Some of you are confusing cash at bank per share, EPS and MCper share.
Amatuers!
5B new shares x 8c = $400M cash additional plus the~ $130M cash at bank now total cash at bank $530M, debt of $350M = +$180M cash after debt = 3c net cash per share
3c x 14 std variable market value multiple = 42c SP
OR
$530M/6B shares =8.8c gross cash per share x 4-20 std multiple for cash
so = 35c-$1.76c SP
OR
EPS, based on 0 debt and profitable production of 3.3c pershare x PE ratio std of 14 = 46c SP
Apple Inc has 1-4 cash to Mcap, Twitter has 1-60,
std muliple PE Ratio is 14-1 on earnings, cash to MC is normally 10-1,
On all these ratios with the dilution the SP is undervbalued substantially. 12c is less than liquidation value. If you have cash at bank 5 times larger than the MC then thats a ratio of 0.20 cash to book. Incredible, forget twitters 60.0 or Apples 4.0 ratio.

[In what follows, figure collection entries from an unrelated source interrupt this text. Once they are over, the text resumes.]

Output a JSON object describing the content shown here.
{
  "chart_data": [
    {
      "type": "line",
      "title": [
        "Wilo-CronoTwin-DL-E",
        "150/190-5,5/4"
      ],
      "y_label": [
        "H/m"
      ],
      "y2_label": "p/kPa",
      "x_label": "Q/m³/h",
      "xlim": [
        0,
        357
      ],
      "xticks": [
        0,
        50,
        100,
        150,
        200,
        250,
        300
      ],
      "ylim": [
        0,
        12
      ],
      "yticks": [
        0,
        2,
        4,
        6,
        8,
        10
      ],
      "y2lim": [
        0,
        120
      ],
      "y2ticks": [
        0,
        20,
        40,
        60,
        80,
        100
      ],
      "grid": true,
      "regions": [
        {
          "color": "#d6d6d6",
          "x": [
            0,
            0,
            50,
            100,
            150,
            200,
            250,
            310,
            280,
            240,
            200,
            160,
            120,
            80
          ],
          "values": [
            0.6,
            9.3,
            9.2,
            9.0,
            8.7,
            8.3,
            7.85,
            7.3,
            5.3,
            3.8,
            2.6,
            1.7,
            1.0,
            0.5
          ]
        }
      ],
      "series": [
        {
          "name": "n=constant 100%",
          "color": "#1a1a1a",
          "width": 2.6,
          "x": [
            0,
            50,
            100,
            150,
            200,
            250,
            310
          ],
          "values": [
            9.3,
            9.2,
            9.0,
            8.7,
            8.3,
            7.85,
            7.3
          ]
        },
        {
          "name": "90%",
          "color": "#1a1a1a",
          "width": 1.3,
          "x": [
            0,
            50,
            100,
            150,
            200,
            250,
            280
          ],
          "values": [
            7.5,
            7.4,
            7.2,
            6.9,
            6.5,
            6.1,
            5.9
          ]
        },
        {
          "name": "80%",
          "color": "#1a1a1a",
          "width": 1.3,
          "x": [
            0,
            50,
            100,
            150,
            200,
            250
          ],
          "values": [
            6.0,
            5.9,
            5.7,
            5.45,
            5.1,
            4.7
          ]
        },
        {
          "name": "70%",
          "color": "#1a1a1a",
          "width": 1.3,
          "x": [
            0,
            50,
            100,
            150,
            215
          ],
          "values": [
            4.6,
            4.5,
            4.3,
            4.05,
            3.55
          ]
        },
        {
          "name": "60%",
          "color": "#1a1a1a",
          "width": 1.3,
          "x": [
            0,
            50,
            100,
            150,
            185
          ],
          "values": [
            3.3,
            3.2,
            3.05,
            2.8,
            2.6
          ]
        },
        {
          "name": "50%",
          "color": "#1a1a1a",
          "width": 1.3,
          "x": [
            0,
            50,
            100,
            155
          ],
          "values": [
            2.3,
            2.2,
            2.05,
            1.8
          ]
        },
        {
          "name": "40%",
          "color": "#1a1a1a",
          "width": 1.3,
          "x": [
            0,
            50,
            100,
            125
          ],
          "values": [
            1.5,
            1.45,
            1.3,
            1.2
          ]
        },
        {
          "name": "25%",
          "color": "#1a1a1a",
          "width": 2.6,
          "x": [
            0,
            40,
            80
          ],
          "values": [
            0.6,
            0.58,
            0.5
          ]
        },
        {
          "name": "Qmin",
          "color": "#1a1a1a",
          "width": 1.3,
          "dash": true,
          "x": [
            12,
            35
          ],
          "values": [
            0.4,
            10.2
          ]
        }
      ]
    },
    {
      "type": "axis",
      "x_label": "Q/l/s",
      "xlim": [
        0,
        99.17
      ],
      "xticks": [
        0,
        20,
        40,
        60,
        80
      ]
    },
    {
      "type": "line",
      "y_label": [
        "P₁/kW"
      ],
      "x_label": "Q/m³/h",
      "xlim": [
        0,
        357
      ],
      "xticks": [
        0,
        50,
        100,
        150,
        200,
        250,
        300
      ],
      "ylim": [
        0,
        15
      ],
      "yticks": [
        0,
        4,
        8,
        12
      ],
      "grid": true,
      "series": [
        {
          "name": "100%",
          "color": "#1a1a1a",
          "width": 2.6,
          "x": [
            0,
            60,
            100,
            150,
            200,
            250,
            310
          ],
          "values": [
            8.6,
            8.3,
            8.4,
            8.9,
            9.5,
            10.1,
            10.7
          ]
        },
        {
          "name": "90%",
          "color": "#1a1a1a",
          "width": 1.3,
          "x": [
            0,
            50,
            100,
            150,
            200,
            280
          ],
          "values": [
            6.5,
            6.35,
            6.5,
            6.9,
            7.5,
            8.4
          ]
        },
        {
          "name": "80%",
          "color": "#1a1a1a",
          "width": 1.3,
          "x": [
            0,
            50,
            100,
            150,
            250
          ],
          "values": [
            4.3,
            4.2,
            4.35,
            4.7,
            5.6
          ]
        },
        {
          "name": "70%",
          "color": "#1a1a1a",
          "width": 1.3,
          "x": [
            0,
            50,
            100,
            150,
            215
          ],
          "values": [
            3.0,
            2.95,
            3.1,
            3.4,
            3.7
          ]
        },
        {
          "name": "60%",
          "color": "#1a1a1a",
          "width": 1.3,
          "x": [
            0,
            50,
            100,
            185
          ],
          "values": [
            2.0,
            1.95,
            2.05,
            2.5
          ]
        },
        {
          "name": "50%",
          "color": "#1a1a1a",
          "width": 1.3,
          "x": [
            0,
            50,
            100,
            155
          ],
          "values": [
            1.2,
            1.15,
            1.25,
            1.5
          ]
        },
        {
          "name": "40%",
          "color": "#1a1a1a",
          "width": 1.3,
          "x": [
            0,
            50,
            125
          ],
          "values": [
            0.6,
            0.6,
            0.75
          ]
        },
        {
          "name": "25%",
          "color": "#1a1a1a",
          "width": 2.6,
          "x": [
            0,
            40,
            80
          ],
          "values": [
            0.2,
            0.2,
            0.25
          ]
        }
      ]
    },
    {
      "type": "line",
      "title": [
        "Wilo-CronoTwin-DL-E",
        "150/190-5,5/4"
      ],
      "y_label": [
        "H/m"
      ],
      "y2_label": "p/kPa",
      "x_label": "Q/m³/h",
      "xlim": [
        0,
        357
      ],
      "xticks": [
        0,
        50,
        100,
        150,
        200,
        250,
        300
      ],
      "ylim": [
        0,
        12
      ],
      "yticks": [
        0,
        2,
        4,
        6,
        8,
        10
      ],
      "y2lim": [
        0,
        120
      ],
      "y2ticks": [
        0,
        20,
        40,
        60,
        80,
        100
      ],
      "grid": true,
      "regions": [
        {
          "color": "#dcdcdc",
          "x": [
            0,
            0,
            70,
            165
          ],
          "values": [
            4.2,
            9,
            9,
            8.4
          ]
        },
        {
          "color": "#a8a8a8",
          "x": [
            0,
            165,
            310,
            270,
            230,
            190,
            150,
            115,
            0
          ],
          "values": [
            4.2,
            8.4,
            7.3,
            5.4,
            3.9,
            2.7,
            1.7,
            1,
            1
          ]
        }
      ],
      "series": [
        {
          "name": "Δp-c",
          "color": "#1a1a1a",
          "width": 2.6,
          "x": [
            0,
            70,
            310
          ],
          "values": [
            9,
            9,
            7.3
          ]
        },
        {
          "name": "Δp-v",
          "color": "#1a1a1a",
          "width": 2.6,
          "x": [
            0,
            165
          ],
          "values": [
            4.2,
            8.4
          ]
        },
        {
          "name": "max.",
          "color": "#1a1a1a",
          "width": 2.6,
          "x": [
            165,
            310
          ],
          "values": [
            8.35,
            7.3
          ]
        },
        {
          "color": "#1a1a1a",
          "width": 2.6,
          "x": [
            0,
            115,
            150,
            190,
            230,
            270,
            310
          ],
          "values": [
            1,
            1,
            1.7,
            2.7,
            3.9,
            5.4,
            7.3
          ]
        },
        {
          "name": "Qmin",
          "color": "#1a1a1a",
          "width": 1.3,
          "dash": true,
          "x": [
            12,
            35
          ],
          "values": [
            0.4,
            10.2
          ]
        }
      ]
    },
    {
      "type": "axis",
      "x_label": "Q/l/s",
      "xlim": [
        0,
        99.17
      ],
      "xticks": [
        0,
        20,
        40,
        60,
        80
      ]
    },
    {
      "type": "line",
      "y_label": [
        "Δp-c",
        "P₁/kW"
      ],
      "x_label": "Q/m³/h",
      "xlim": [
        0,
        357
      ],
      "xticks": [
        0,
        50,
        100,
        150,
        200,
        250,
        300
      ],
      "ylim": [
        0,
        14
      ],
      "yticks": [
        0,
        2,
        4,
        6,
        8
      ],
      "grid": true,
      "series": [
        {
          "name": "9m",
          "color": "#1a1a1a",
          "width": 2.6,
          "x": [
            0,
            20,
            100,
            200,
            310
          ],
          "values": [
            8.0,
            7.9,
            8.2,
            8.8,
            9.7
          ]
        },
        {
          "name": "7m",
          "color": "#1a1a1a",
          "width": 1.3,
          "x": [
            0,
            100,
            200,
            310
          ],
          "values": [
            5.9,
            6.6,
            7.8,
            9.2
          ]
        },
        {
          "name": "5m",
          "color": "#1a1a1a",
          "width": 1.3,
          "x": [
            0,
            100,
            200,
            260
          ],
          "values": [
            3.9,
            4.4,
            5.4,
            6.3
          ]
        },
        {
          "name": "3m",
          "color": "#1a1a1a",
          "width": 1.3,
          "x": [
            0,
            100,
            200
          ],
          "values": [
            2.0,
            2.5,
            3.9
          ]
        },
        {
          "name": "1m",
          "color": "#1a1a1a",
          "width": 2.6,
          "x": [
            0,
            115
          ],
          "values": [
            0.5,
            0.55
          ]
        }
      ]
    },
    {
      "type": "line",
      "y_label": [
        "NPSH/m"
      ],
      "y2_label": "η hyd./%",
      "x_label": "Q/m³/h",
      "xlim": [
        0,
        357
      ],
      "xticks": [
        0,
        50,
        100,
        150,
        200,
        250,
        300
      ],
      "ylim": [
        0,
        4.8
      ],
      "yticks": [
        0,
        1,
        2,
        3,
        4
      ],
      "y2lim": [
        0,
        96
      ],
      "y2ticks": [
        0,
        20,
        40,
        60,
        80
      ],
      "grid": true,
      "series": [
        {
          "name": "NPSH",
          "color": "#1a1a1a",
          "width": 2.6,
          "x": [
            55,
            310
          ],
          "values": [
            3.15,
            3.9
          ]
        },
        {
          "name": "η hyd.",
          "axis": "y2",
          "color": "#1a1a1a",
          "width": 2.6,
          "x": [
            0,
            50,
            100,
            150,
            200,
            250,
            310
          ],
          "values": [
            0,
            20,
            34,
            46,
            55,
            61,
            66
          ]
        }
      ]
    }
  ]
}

That $400M extra cash will Boost the Cash ratio and wipe out the blance sheet cash to debt ratio in 1 full swoop. You guys still dont get it. The larger the CR the better, this CR covers the whole debt, its a hammer over the head of the creditors and a permanant lifeline for the new AGO mark 3.
You have to BUY shares in the CR and at open to average down, simple. Then wait for that rocket ride on reopen, 1-2 bagger, i thought less but with this announcement its massively bullish for AGO on reopen.
Cash is KING! Cash at bank higher than debt is MUSCLE!